Just keep on mind that I have several types of DTO's with different structure, so the way how they are fill is different and that the Factory object could be called in different methods and could be requested different DTO's.

Something like:

var employee = FactoryDto.GetDto(EmployeDto);
var employeeHistory = FactoryDto.GetDto(EmployeeHistoryDto);

With just one line get the whole "package" the DTO itself and the data.

I just need a guidance to which Design Pattern could be the best option and an example, I have read about the Creational Design pattern Factory and the different flavors it has but I have not understood yet how could this achieve.

This is one of the approaches I have:

public EmployeeDto GetEmployeeDto(string dtoType)
{
    var factoryDto = new FactoryDto();
    var empDto = factoryDto.GetDto(dtoType);

    return (EmployeeDto)empDto;
}


public class FactoryDto
{
    public object GetDto(string dtoType)
    {
        switch(dtoType)
        {
            case "EmployeeDto":
                {
                    return new EmployeeDto();
                }
            case "EmployeeHistoryDto":
                {
                    return new EmployeeHistoryDto();
                }
            default:
                {
                    return new EmployeeHistoryDto();
                }
        }
            
    }

}

But, I do not think this is a correct answer, casting the Dto when returning the Dto and I do not like that Object generic type in the Factory class. Is there a better way to improve this approach using any of the Creational Design Patterns? Regards!

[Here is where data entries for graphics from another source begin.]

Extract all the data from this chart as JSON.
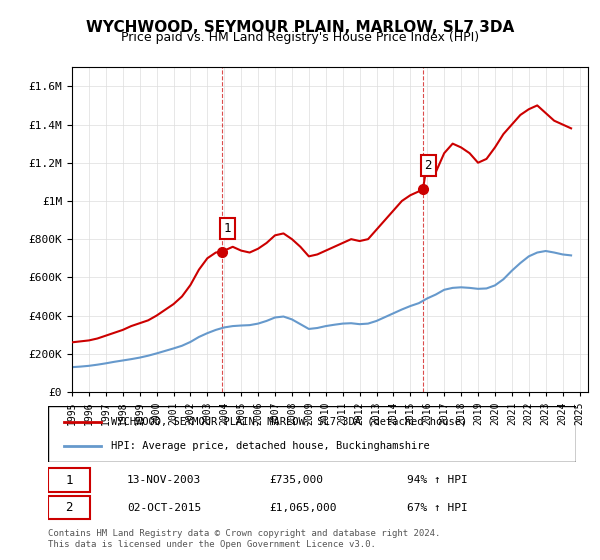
{
  "title": "WYCHWOOD, SEYMOUR PLAIN, MARLOW, SL7 3DA",
  "subtitle": "Price paid vs. HM Land Registry's House Price Index (HPI)",
  "legend_line1": "WYCHWOOD, SEYMOUR PLAIN, MARLOW, SL7 3DA (detached house)",
  "legend_line2": "HPI: Average price, detached house, Buckinghamshire",
  "footnote": "Contains HM Land Registry data © Crown copyright and database right 2024.\nThis data is licensed under the Open Government Licence v3.0.",
  "point1_date": "13-NOV-2003",
  "point1_price": "£735,000",
  "point1_hpi": "94% ↑ HPI",
  "point1_x": 2003.87,
  "point1_y": 735000,
  "point2_date": "02-OCT-2015",
  "point2_price": "£1,065,000",
  "point2_hpi": "67% ↑ HPI",
  "point2_x": 2015.75,
  "point2_y": 1065000,
  "red_color": "#cc0000",
  "blue_color": "#6699cc",
  "dashed_red": "#cc0000",
  "ylim": [
    0,
    1700000
  ],
  "xlim_start": 1995.0,
  "xlim_end": 2025.5,
  "red_x": [
    1995.0,
    1995.5,
    1996.0,
    1996.5,
    1997.0,
    1997.5,
    1998.0,
    1998.5,
    1999.0,
    1999.5,
    2000.0,
    2000.5,
    2001.0,
    2001.5,
    2002.0,
    2002.5,
    2003.0,
    2003.5,
    2003.87,
    2004.5,
    2005.0,
    2005.5,
    2006.0,
    2006.5,
    2007.0,
    2007.5,
    2008.0,
    2008.5,
    2009.0,
    2009.5,
    2010.0,
    2010.5,
    2011.0,
    2011.5,
    2012.0,
    2012.5,
    2013.0,
    2013.5,
    2014.0,
    2014.5,
    2015.0,
    2015.5,
    2015.75,
    2016.0,
    2016.5,
    2017.0,
    2017.5,
    2018.0,
    2018.5,
    2019.0,
    2019.5,
    2020.0,
    2020.5,
    2021.0,
    2021.5,
    2022.0,
    2022.5,
    2023.0,
    2023.5,
    2024.0,
    2024.5
  ],
  "red_y": [
    260000,
    265000,
    270000,
    280000,
    295000,
    310000,
    325000,
    345000,
    360000,
    375000,
    400000,
    430000,
    460000,
    500000,
    560000,
    640000,
    700000,
    730000,
    735000,
    760000,
    740000,
    730000,
    750000,
    780000,
    820000,
    830000,
    800000,
    760000,
    710000,
    720000,
    740000,
    760000,
    780000,
    800000,
    790000,
    800000,
    850000,
    900000,
    950000,
    1000000,
    1030000,
    1050000,
    1065000,
    1200000,
    1150000,
    1250000,
    1300000,
    1280000,
    1250000,
    1200000,
    1220000,
    1280000,
    1350000,
    1400000,
    1450000,
    1480000,
    1500000,
    1460000,
    1420000,
    1400000,
    1380000
  ],
  "blue_x": [
    1995.0,
    1995.5,
    1996.0,
    1996.5,
    1997.0,
    1997.5,
    1998.0,
    1998.5,
    1999.0,
    1999.5,
    2000.0,
    2000.5,
    2001.0,
    2001.5,
    2002.0,
    2002.5,
    2003.0,
    2003.5,
    2004.0,
    2004.5,
    2005.0,
    2005.5,
    2006.0,
    2006.5,
    2007.0,
    2007.5,
    2008.0,
    2008.5,
    2009.0,
    2009.5,
    2010.0,
    2010.5,
    2011.0,
    2011.5,
    2012.0,
    2012.5,
    2013.0,
    2013.5,
    2014.0,
    2014.5,
    2015.0,
    2015.5,
    2016.0,
    2016.5,
    2017.0,
    2017.5,
    2018.0,
    2018.5,
    2019.0,
    2019.5,
    2020.0,
    2020.5,
    2021.0,
    2021.5,
    2022.0,
    2022.5,
    2023.0,
    2023.5,
    2024.0,
    2024.5
  ],
  "blue_y": [
    130000,
    133000,
    137000,
    143000,
    150000,
    158000,
    165000,
    172000,
    180000,
    190000,
    202000,
    215000,
    228000,
    242000,
    262000,
    288000,
    308000,
    325000,
    338000,
    345000,
    348000,
    350000,
    358000,
    372000,
    390000,
    395000,
    380000,
    355000,
    330000,
    335000,
    345000,
    352000,
    358000,
    360000,
    355000,
    358000,
    372000,
    392000,
    412000,
    432000,
    450000,
    465000,
    490000,
    510000,
    535000,
    545000,
    548000,
    545000,
    540000,
    542000,
    558000,
    590000,
    635000,
    675000,
    710000,
    730000,
    738000,
    730000,
    720000,
    715000
  ]
}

There is no way (at least not one that makes sense to me) to decouple an implementation meant to deal with a specific type, from this type. It seems perfectly natural for a repository dealing with EmployeeDto type to know directly about this type.

Not sure how does your design look at a broader view, but perhaps what you are missing is a generic interface, so your client side is not much coupled? For example, something like this:

public interface IRepository<T>
{
    IEnumerable<T> GetAll<T>();
    T Get<T>(int id);
}

An implication is that you would not have GetEmployeeDto method as in your example, but just a general GetDto or even Get . Which leads me to another hint: following DDD-related patterns, a repository should return a domain object that is ready to use, not a DTO.

This way your domain layer can just use the repository and focus on domain logic, instead of being forced to deal with conversions. As mentioned in the comments it's good to configure an automapping library to do this for you anyway. But even with an automapper, all technicalities should be hidden from the domain layer.